Holidays are an awesome time in American culture. I love Thanksgiving. It is a time when everyone loosens their belt and indulges more than normal. It was a great morale boosting necessity during periods like the Great depression and when our ancestors were building this country. Unfortunately our current lifestyle is too indulge everyday. So during the holidays we increase that base level of indulgence. The way your brain works is when it gets used to something it develops new neurons to accommodate that new level of being. This is called plasticity. It is a great adaptive tool which allowed humans to do so well on this planet, however there is a down side to plasticity as well, once you have lots of sugar and great tasty treats your body has already adapted to a new sensation so it will now crave them.
One really smart coping method is to be pro-active about this process. Accept the fact you are going to indulge yourself but make a commitment to doing a short Qi Gong routine every night. Put on a DVD and follow along. I am a teacher and I do it all the time. In fact, I will be doing just that at 6:00 am this morning. Forget about silly ideals that are unrealistic which then work to undermine your positive efforts to begin practice. If you start a self practice in addition to coming to class, you begin to reinforce that practice into a daily routine. When January comes along you will not be one of those people who join a gym as a band-aid for your guilt, then by February have already stopped. The gym workers just sit back and laugh when January comes along. All the new clients are so enthusiastic and the workers know that most new clients will stop by February.

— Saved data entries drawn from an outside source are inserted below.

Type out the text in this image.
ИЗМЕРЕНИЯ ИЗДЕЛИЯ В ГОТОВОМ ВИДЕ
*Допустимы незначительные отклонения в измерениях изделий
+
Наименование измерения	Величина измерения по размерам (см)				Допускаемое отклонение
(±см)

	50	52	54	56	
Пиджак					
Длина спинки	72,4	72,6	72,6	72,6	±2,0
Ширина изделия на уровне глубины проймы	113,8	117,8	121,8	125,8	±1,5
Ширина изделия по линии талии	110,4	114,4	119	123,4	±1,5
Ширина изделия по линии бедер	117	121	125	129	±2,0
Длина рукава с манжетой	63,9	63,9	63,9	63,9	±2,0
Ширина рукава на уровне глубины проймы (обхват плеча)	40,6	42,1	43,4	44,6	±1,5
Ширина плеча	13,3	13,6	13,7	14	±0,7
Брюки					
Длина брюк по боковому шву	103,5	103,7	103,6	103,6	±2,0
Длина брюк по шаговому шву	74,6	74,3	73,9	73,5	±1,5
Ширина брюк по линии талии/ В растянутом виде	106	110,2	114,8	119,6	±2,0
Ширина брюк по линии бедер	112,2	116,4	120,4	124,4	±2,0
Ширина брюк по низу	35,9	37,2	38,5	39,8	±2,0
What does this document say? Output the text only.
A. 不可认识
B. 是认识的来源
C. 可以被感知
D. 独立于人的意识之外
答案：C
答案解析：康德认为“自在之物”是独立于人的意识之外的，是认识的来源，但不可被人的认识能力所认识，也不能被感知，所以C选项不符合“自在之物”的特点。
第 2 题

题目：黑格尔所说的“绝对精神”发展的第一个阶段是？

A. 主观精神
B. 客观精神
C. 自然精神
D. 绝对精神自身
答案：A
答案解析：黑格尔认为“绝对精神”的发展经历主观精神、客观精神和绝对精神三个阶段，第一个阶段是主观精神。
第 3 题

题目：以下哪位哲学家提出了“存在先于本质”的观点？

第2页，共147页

An Ounce of Prevention......
I know everyone has heard that saying but now is the time to put that in to action. Start a little now and later it will be easier. In January when everyone is trying so hard to retrain their tastebuds and get themselves back into shape, I will be making a small effort to bring myself back to baseline. This is also the same as controlling your balance point. In the Tai Chi classics it is written, "Smaller movement is better than big movements." This is true because it is easier to control smaller movements it takes less effort.